As people begin to emerge from house arrest, there’s much fear about a resurgence of cases of COVID-19. People wonder how to protect themselves, and some are going to a lot of trouble to disinfect packages and groceries. Here are some facts:
- This is a respiratory virus. It gets into your body through the airway, or from your eyes as tears flush it into your nose.
- People generate aerosols by speaking or breathing, not just by coughing or sneezing.
- Viral particles are much smaller than the holes in your mask, which only filters out the larger particles the virus may be riding on.
- SARS-CoV-2 can be recovered from the air for hours and from surfaces for days. There is no evidence of transmission through skin, but if you touch a contaminated object and then your face, you might you might infect or possibly inoculate yourself yourself. There is evidence that frequent handwashing reduces influenza transmission.
- Although SARS-CoV-2 is not known to be transmitted in food, once in your blood it can attack the GI tract—many patients have digestive symptoms. It can be recovered from feces.
- SARS-CoV-2 seems to be most transmissible at the onset of symptoms, but transmission may occur, perhaps in 25 percent of cases, before symptoms are noticed.
- Viruses are bundles of complex chemicals, which must be configured or folded just right to do any damage. They immediately begin to deteriorate in the environment, at a rate determined by temperature, humidity, and other factors, and are destroyed by ultraviolet light, soap, and many chemicals.

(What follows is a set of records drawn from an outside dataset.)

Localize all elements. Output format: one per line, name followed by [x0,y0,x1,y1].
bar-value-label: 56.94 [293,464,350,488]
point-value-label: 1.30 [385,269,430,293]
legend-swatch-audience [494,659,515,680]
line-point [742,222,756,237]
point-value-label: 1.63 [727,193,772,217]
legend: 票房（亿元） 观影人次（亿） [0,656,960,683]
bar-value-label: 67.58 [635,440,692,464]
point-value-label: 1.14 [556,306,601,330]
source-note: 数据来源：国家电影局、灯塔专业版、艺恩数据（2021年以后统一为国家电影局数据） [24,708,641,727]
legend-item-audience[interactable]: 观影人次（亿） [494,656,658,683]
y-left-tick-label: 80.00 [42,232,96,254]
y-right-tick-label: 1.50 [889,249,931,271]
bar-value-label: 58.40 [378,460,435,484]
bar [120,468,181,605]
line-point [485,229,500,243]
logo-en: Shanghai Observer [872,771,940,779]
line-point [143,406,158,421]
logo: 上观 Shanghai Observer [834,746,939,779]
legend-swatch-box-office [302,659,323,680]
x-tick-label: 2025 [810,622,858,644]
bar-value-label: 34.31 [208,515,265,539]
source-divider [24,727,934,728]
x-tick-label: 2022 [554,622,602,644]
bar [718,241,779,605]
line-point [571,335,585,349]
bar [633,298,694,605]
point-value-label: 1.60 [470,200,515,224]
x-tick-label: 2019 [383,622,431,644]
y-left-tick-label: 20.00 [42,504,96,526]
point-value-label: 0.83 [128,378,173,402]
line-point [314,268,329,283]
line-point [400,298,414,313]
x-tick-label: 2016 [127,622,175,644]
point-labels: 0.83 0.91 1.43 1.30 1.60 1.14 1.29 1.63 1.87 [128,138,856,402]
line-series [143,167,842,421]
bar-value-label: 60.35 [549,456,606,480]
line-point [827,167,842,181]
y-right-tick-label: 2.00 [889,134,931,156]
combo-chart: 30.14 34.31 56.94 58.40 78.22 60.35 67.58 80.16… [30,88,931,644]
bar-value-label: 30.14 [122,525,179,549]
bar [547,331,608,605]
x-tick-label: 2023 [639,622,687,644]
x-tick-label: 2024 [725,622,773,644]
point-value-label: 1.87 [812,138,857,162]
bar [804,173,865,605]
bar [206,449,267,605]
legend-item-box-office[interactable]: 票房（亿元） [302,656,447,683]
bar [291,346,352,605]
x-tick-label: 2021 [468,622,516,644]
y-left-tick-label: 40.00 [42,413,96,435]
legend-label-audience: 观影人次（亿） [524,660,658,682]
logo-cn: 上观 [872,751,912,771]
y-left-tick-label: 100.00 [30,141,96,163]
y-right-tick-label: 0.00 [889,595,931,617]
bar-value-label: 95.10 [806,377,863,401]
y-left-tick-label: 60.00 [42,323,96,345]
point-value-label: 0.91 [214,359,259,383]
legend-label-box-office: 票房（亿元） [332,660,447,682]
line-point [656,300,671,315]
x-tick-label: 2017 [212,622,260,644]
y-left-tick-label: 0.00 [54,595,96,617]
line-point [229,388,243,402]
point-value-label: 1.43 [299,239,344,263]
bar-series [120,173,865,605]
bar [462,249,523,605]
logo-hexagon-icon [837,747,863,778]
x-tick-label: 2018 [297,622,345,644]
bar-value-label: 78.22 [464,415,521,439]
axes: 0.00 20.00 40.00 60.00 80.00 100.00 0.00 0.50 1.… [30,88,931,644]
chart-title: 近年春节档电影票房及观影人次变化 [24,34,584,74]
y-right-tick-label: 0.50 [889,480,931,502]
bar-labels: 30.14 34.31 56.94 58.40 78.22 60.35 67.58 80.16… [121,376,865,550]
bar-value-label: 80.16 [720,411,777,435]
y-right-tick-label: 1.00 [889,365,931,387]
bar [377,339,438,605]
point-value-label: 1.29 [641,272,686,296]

These are some sources of known or suspected outbreaks:
- At choir practice, 40 of 60 choir members got infected. Singing is a great aerosol generator.
- At an exclusive meeting of executives in a small closed room in December, attended by a person who had recently traveled to China, everyone got sick, and one transmitted the illness to his girlfriend. Coronavirus was not considered at that time.
- During the 2004 SARS coronavirus epidemic in Hong Kong, more than 300 people in an apartment building apparently got infected from an aerosol generated by a toilet flush, which entered the shared ventilation system.